The right answer to this question depends upon what citizens are asked to deliberate about, empirical issues of fair representation and group dynamics, and the relationship of a designed deliberation to the larger political process.

Second, what should participants talk about? A citizens' perspective on what?

Participants in the European Citizens Consultations developed an agenda of priorities they thought to be most important for Europe. Environmental and economic impacts of energy use, social conditions and supports for families, and the Union's foreign policy and immigration emerged as the three top issues.

In the Tomorrow's Europe deliberations, participants were asked to consider different policy approaches and the desirability of coordinating these approaches across member-states of the EU in two broad domains: (i) labor market and pension policies and (ii) the foreign policy role of the EU.

Both Tomorrow's Europe and the ECC deliberations thus asked for citizen per-spectives on a highly aggregated set of policy orientations. In retrospect, it appears that one limitation of the ECC deliberations is that policy-makers have found it difficult to utilize their results. After all, European agencies are already working, in various ways, on all of the issues raised by participants. In the future, other deliberations may address questions and options directly facing policy makers so that citizens' conclusions may be taken directly into account in current policy decisions.

But public deliberation should not be limited to the role of handmaiden to Brussels policy-makers. When elite consensus is at variance with the citizens' perspective, public deliberation should illuminate that gap.

Third, how should a citizens' perspective relate to public decision-making?

The ECC, Tomorrow's Europe, and the other Plan D initiatives of the European Commission treat citizen deliberation as a kind of consultation - decision-makers can accept or reject the results as they see fit.

If policy-makers ignore the results of such deliberations, they only exacerbate the legitimacy deficits that Plan D seeks to repair. Therefore, public deliberation should be more thickly connected to decision-makers. At minimum, the relevant group of decision-makers (identified as part of the design process of public deliberation) ought to be required to respond publicly to the citizens' perspective that emerges from some deliberation. That is, they ought to offer public reasons about how their decisions take into account the citizens' perspective and respond to it; if they reject the results of public deliberation, they should be required to explain why. The citizens who devote their time and energy to considering some public issues earn this minimum of ac-countability. It may be appropriate for some public deliberations to exercise decision-making authority over some domain rather than being merely consultative.

Finally, how should a the small number of citizens who participate in any given public deliberation such as the ECC or Tomorrow's Europe relate to the larger European public - the hundreds of millions of citizens who do not participate in organized deliberations?

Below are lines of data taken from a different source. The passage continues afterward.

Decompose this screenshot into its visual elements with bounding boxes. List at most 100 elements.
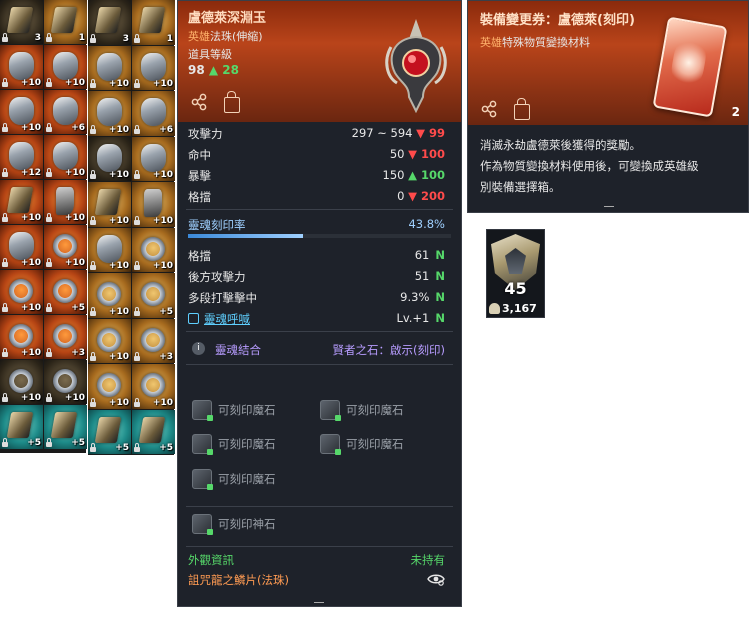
inventory-slot[interactable]: +5: [88, 409, 131, 454]
inventory-slot[interactable]: +10: [0, 225, 43, 269]
inventory-grid-right: 3 1 +10 +10 +10 +6 +10 +10 +10 +10 +10 +10 +10 +5 +10 +…: [88, 0, 175, 455]
socket-slot[interactable]: 可刻印魔石: [320, 434, 404, 455]
slot-count: +6: [71, 123, 85, 133]
inventory-slot[interactable]: +10: [132, 136, 175, 181]
inventory-slot[interactable]: +10: [88, 318, 131, 363]
socket-slot[interactable]: 可刻印魔石: [192, 434, 276, 455]
inventory-slot[interactable]: +6: [44, 90, 87, 134]
wings-icon: [53, 52, 78, 80]
inventory-slot[interactable]: +10: [44, 45, 87, 89]
inventory-slot[interactable]: +10: [0, 270, 43, 314]
soul-call-link[interactable]: 靈魂呼喊: [204, 312, 250, 326]
slot-count: +10: [64, 78, 85, 88]
lock-icon: [2, 393, 8, 402]
slot-count: +5: [159, 443, 173, 453]
inventory-slot[interactable]: +6: [132, 91, 175, 136]
inventory-slot[interactable]: +10: [0, 315, 43, 359]
ring-icon: [53, 279, 77, 303]
inventory-slot[interactable]: 1: [44, 0, 87, 44]
inventory-slot[interactable]: +3: [132, 318, 175, 363]
inventory-slot[interactable]: +10: [88, 91, 131, 136]
lock-icon: [2, 438, 8, 447]
soul-stat-row: 後方攻擊力 51 N: [178, 265, 461, 286]
soul-call-row[interactable]: 靈魂呼喊 Lv.+1 N: [178, 307, 461, 328]
soul-rate-bar: [188, 234, 451, 238]
lock-icon[interactable]: [514, 98, 530, 120]
inventory-slot[interactable]: 3: [88, 0, 131, 45]
claw-icon: [138, 416, 166, 443]
inventory-slot[interactable]: +10: [88, 136, 131, 181]
inventory-slot[interactable]: +10: [132, 182, 175, 227]
preview-eye-icon[interactable]: [427, 572, 445, 586]
inventory-slot[interactable]: +10: [0, 180, 43, 224]
armor-icon: [9, 52, 34, 80]
inventory-slot[interactable]: +5: [44, 270, 87, 314]
inventory-slot[interactable]: +10: [88, 227, 131, 272]
socket-label: 可刻印魔石: [218, 403, 276, 417]
scroll-handle-icon[interactable]: [314, 602, 324, 607]
inventory-slot[interactable]: +5: [0, 405, 43, 449]
lock-icon: [46, 123, 52, 132]
inventory-slot[interactable]: +10: [88, 182, 131, 227]
inventory-slot[interactable]: +10: [88, 45, 131, 90]
ring-icon: [97, 327, 121, 352]
god-socket-label: 可刻印神石: [218, 517, 276, 531]
inventory-slot[interactable]: +10: [132, 364, 175, 409]
voucher-header: 裝備變更券：盧德萊(刻印) 英雄特殊物質變換材料 2: [468, 1, 748, 125]
character-emblem[interactable]: 45 3,167: [486, 229, 545, 318]
inventory-slot[interactable]: +10: [88, 273, 131, 318]
slot-count: +10: [20, 213, 41, 223]
boot-icon: [144, 189, 162, 217]
inventory-slot[interactable]: +10: [132, 227, 175, 272]
inventory-slot[interactable]: +3: [44, 315, 87, 359]
stat-value: 150: [382, 168, 405, 182]
soul-call-value: Lv.+1: [396, 311, 430, 325]
socket-label: 可刻印魔石: [346, 403, 404, 417]
lock-icon: [46, 78, 52, 87]
slot-count: +5: [71, 438, 85, 448]
slot-count: +10: [64, 258, 85, 268]
inventory-slot[interactable]: +10: [44, 180, 87, 224]
inventory-slot[interactable]: +10: [0, 90, 43, 134]
inventory-slot[interactable]: 1: [132, 0, 175, 45]
god-socket-slot[interactable]: 可刻印神石: [192, 514, 276, 535]
soul-stat-value: 51: [414, 269, 430, 283]
stat-value: 297 ~ 594: [351, 126, 413, 140]
soul-rate-label: 靈魂刻印率: [188, 218, 246, 232]
item-type: 英雄法珠(伸縮): [188, 28, 263, 44]
gauntlet-icon: [141, 143, 166, 172]
lock-icon[interactable]: [224, 91, 240, 113]
share-icon[interactable]: [190, 93, 208, 111]
share-icon[interactable]: [480, 100, 498, 118]
inventory-slot[interactable]: +10: [132, 45, 175, 90]
inventory-slot[interactable]: +12: [0, 135, 43, 179]
ring-icon: [141, 327, 165, 352]
lock-icon: [2, 33, 8, 42]
inventory-slot[interactable]: +10: [88, 364, 131, 409]
inventory-slot[interactable]: +5: [132, 273, 175, 318]
soul-stat-label: 多段打擊擊中: [188, 291, 257, 305]
inventory-slot[interactable]: 3: [0, 0, 43, 44]
socket-slot[interactable]: 可刻印魔石: [192, 400, 276, 421]
slot-count: +5: [27, 438, 41, 448]
soul-call-badge: N: [435, 311, 445, 325]
scroll-handle-icon[interactable]: [604, 206, 614, 210]
voucher-type-text: 特殊物質變換材料: [502, 36, 590, 49]
inventory-slot[interactable]: +10: [0, 360, 43, 404]
claw-icon: [94, 189, 122, 215]
soul-stat-row: 格擋 61 N: [178, 244, 461, 265]
socket-slot[interactable]: 可刻印魔石: [320, 400, 404, 421]
inventory-slot[interactable]: +10: [0, 45, 43, 89]
inventory-slot[interactable]: +5: [44, 405, 87, 449]
inventory-slot[interactable]: +10: [44, 360, 87, 404]
inventory-slot[interactable]: +5: [132, 409, 175, 454]
slot-count: 3: [34, 33, 41, 43]
inventory-slot[interactable]: +10: [44, 135, 87, 179]
socket-slot[interactable]: 可刻印魔石: [192, 469, 276, 490]
stats-list: 攻擊力 297 ~ 594 ▼ 99 命中 50 ▼ 100 暴擊 150 ▲ 100 格擋…: [178, 122, 461, 206]
stat-value-group: 0 ▼ 200: [397, 189, 445, 203]
socket-list: 可刻印魔石 可刻印魔石 可刻印魔石 可刻印魔石 可刻印魔石: [178, 396, 461, 496]
stat-delta: ▼ 100: [408, 147, 445, 161]
inventory-slot[interactable]: +10: [44, 225, 87, 269]
slot-count: +3: [159, 352, 173, 362]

This is a critical problem that existing initiatives in public deliberation have largely failed to solve.

Sponsors and organizers of public deliberation usually seek media coverage, but that coverage is frequently limited.

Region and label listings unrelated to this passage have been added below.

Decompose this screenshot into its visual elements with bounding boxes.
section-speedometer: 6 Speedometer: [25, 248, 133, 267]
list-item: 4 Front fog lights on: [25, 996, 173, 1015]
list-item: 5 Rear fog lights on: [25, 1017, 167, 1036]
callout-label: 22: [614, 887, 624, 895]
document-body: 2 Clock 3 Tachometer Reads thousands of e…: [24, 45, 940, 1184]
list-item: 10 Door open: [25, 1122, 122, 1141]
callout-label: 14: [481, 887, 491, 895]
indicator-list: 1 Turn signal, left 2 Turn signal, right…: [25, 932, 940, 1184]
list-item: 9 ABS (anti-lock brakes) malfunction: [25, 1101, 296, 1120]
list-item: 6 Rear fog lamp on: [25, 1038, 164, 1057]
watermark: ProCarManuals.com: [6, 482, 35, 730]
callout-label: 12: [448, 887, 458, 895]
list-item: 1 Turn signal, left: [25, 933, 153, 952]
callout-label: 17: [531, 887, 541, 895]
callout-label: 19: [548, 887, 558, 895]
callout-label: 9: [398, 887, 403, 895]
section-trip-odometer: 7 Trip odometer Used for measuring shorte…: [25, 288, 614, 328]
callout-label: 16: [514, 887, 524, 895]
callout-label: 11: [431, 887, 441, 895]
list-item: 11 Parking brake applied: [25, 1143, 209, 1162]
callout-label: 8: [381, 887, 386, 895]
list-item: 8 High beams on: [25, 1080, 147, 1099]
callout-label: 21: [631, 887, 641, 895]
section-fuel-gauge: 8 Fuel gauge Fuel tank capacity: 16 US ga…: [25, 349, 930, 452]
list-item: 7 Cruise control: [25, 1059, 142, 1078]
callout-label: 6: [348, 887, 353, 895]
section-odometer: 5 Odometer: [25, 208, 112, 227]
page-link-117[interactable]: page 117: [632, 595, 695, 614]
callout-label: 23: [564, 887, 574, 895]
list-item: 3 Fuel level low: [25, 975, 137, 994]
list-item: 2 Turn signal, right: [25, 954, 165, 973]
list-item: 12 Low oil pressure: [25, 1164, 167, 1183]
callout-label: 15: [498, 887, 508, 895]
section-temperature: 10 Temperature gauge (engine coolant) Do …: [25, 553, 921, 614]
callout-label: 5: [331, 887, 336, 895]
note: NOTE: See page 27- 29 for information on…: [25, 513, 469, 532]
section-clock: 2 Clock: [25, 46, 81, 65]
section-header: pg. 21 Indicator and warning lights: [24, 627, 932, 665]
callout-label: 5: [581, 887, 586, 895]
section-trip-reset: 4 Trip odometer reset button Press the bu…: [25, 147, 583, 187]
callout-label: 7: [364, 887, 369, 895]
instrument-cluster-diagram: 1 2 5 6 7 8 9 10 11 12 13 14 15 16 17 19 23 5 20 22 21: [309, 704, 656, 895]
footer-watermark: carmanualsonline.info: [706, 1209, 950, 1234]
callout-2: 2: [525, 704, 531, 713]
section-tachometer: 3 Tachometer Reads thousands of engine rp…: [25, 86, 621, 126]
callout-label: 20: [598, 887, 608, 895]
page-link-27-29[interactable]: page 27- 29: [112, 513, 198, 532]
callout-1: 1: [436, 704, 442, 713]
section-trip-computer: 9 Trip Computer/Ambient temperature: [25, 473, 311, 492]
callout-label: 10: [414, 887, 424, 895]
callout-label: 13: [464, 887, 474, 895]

There is also a deeper problem than the failure to generate publicity: the idea that a randomly selected sample of Europeans - whether 400 in Brussels last weekend or 1,800 across all 27 Member States earlier this year - speaks for me, a European citizen, can feel undemocratic, or at least far-fetched.

But all devices of political representation and voice - from elections to ref-erenda to mass protests - are democratic approximations. Deliberative polls and their kin can have comparative advantages under certain circumstances. Nevertheless, as long as events such as the ECC and Tomorrow's Europe seem like a political novelty or an elite invention, they will fail to secure the respect of not just reporters and their editors, but also of policy-makers and their fellow citizens.

If they are to succeed, innovations in public deliberation must offer an account of their democratic value. That is, what exactly do these condensed deliberative moments add to the intricate political and administrative machinery of the European Union? When done well, these events may generate a distinctive citizens' perspective that is now absent. When policy-makers heed that citizens' perspective, they act democratically. When citizens at large know that policy elites in Brussels have taken the citizens' perspective into account, they have a reason to regard those elites as more democratically legitimate.